The governor noted that former Chief Judge Judith Kaye had never been a judge before she was appointed to the court by his father, Governor Mario Cuomo, in 1983. Kaye, however, as several observers have noted, had practiced for 20 years and was a highly regarded commercial litigator when the elder Cuomo put her on the bench.
"I reject the premise that unless you were a judge you cannot be a good judge," Cuomo said. "I know Jenny Rivera. I worked with her in the attorney general's office. She'll bring a different perspective than most judges, but I think that's what will make the court a better court."
Former Judges' Letters
In their letters, all of which begin "Dear Chairman Bonacic and Members of the Senate Judiciary Committee," Bellacosa, Levine and Hancock say that a career in academia should not preclude an individual from serious consideration for the court.
"It has come to my attention that some sources have challenged the qualifications of Professor Jenny Rivera for service on the Court of Appeals on the ground that an academic legal career provides insufficiently broad professional experience adequately to address and resolve the myriad legal issues that come before the State's highest court," wrote Levine, now of Whiteman Osterman & Hanna in Albany.

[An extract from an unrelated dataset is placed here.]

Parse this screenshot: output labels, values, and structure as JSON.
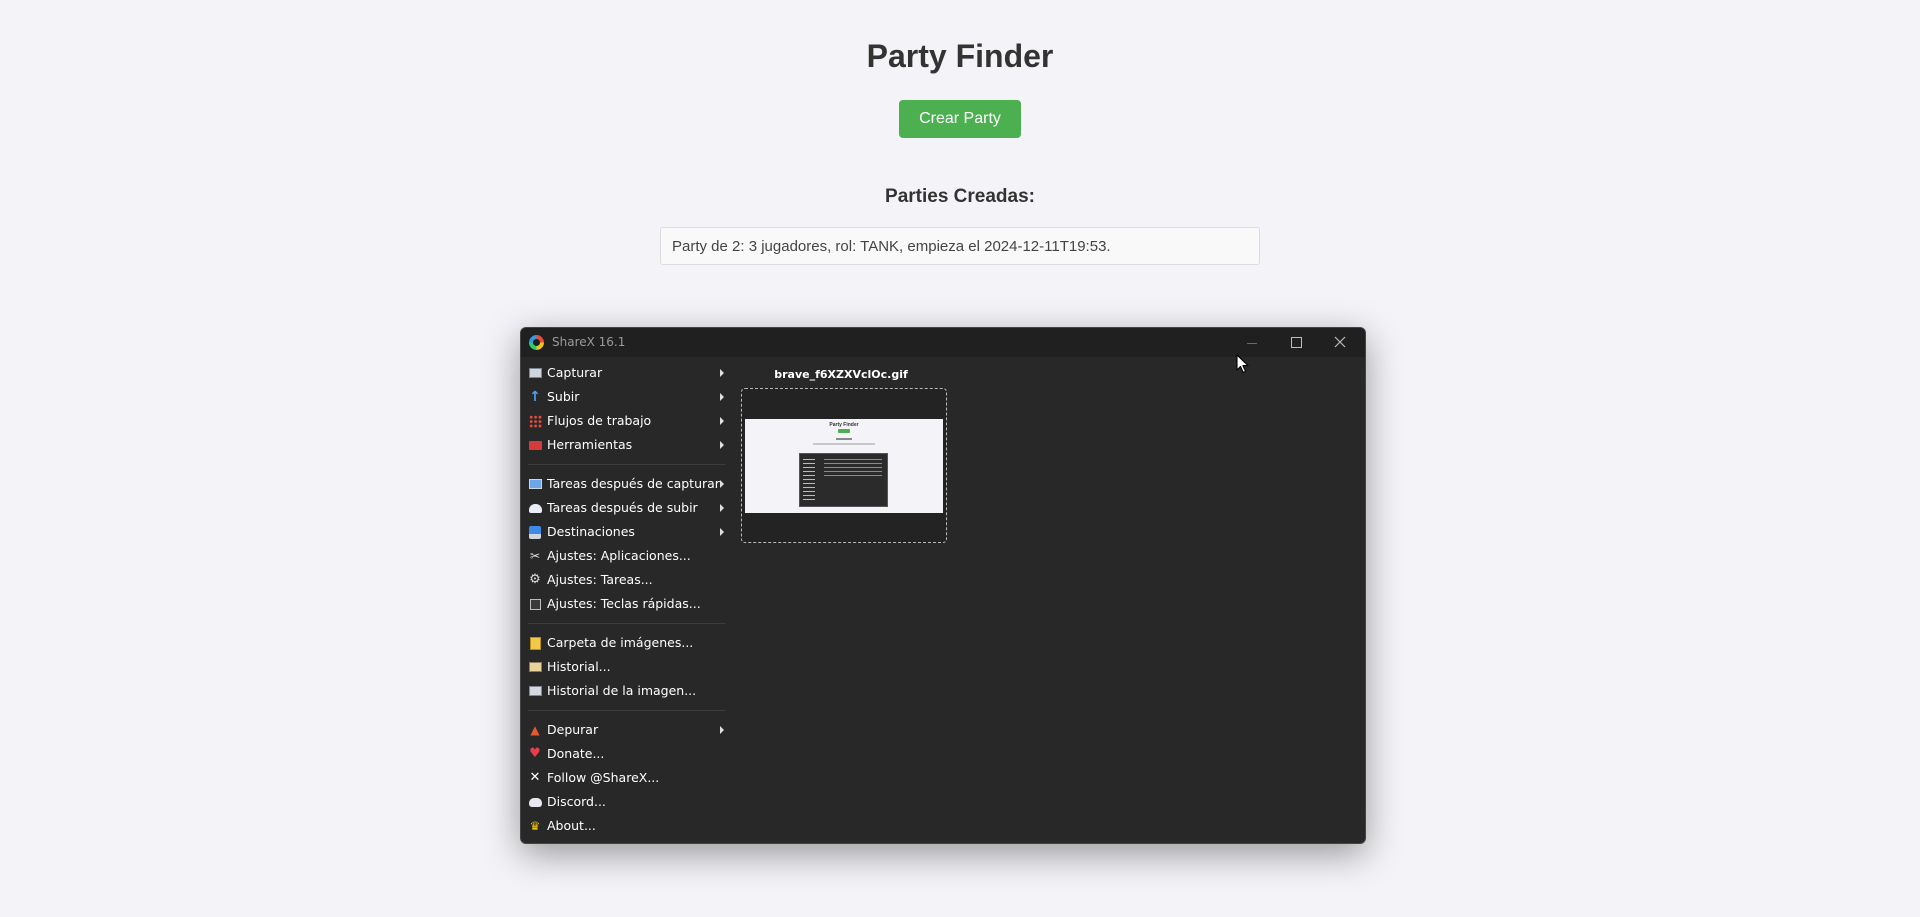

He said that while he "certainly would not like to see the Court of Appeals composed only of law professors," an academic perspective would add to the court's intellectual diversity.
In an interview, Levine said he wrote the letter after "someone brought the matter to my attention." He declined to identify who approached him, but said it was not a member of the Cuomo administration.
"I felt it would be a shame to set some sort of automatic disqualification because of a career path that is actually one where the person's experience and accumulated knowledge would definitely be a positive contribution to the work product of a collegial court," Levine said.